In the heat, blossoms fall off tomato plants, meaning the crop yield will be down in a few weeks. (Kimberly Paynter/WHYY)

“The first sign of heat is the leaves curl up,” Galbraith-Paul said. “The tomatoes are basically…not respiring … The second sign that you’d see is actually the tomatoes would feel hot to the touch. And when that happens, they’re in real trouble.”

In a lot of ways, plants are like people. They need a mist every now and then to cool down.

In one field on the farm, an irrigation system with timers is set up to water baby arugula. 

Basil gets misted on a hot day at Heritage Farm in Philadelphia. (Kimberly Paynter/WHYY)

“Throughout the course of the day it’s being watered, maybe five times a day, even if it’s just for two or three minutes, just to cool the vegetables,” Galbraith-Paul said.

Heritage Farms isn’t alone in struggling with the heat. Nice Roots Farm, which sells food at farm stands across the city, also donates to local pantries in need of produce. 

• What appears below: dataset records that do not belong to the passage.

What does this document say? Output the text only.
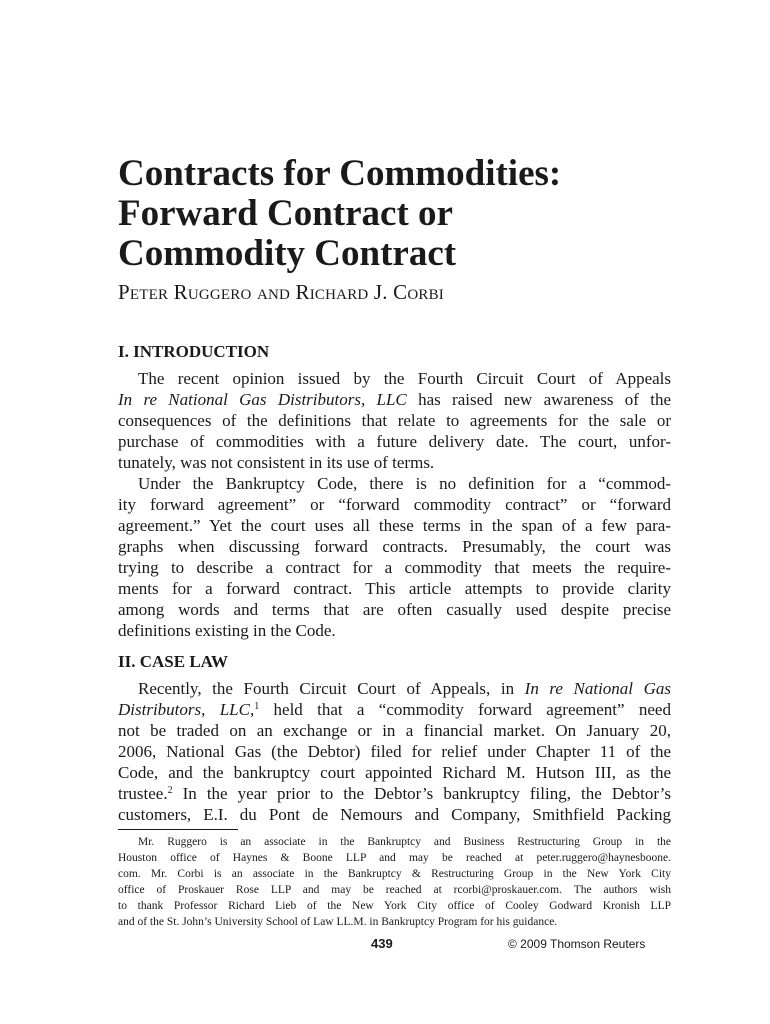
Contracts for Commodities:
Forward Contract or
Commodity Contract

Peter Ruggero and Richard J. Corbi

I. INTRODUCTION
The recent opinion issued by the Fourth Circuit Court of Appeals
In re National Gas Distributors, LLC has raised new awareness of the
consequences of the definitions that relate to agreements for the sale or
purchase of commodities with a future delivery date. The court, unfor-
tunately, was not consistent in its use of terms.
Under the Bankruptcy Code, there is no definition for a “commod-
ity forward agreement” or “forward commodity contract” or “forward
agreement.” Yet the court uses all these terms in the span of a few para-
graphs when discussing forward contracts. Presumably, the court was
trying to describe a contract for a commodity that meets the require-
ments for a forward contract. This article attempts to provide clarity
among words and terms that are often casually used despite precise
definitions existing in the Code.
II. CASE LAW
Recently, the Fourth Circuit Court of Appeals, in In re National Gas
Distributors, LLC,$^1$ held that a “commodity forward agreement” need
not be traded on an exchange or in a financial market. On January 20,
2006, National Gas (the Debtor) filed for relief under Chapter 11 of the
Code, and the bankruptcy court appointed Richard M. Hutson III, as the
trustee.$^2$ In the year prior to the Debtor’s bankruptcy filing, the Debtor’s
customers, E.I. du Pont de Nemours and Company, Smithfield Packing
Mr. Ruggero is an associate in the Bankruptcy and Business Restructuring Group in the
Houston office of Haynes & Boone LLP and may be reached at peter.ruggero@haynesboone.
com. Mr. Corbi is an associate in the Bankruptcy & Restructuring Group in the New York City
office of Proskauer Rose LLP and may be reached at rcorbi@proskauer.com. The authors wish
to thank Professor Richard Lieb of the New York City office of Cooley Godward Kronish LLP
and of the St. John’s University School of Law LL.M. in Bankruptcy Program for his guidance.
439	© 2009 Thomson Reuters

According to George Matysik, the executive director of Share Food Program — which runs Nice Roots Farm — said the heat affects whether those crops can be harvested at all.

“That’s one of the other challenges that we have as a volunteer-based organization,” Matysik said. “When the heat gets excessive, we can’t have our volunteers out harvesting. So we have to hold off until it gets a little bit cooler out here.”

George Matysik is the executive director of the Share Food Program. He said that on hot days, they don’t get the volunteers they need to harvest their crops. (Kimberly Paynter/WHYY)

Beyond heat hindering production, it can also change their distribution methods. High temperatures often lower the crop yield, and when those crops are supposed to be donated to food pantries, it can cost community organizations like the Share Food Program.

“Anytime there’s a weather-related event that prevents us from harvesting at the level that we need to, we have to supplement that by buying food,” Matysik said.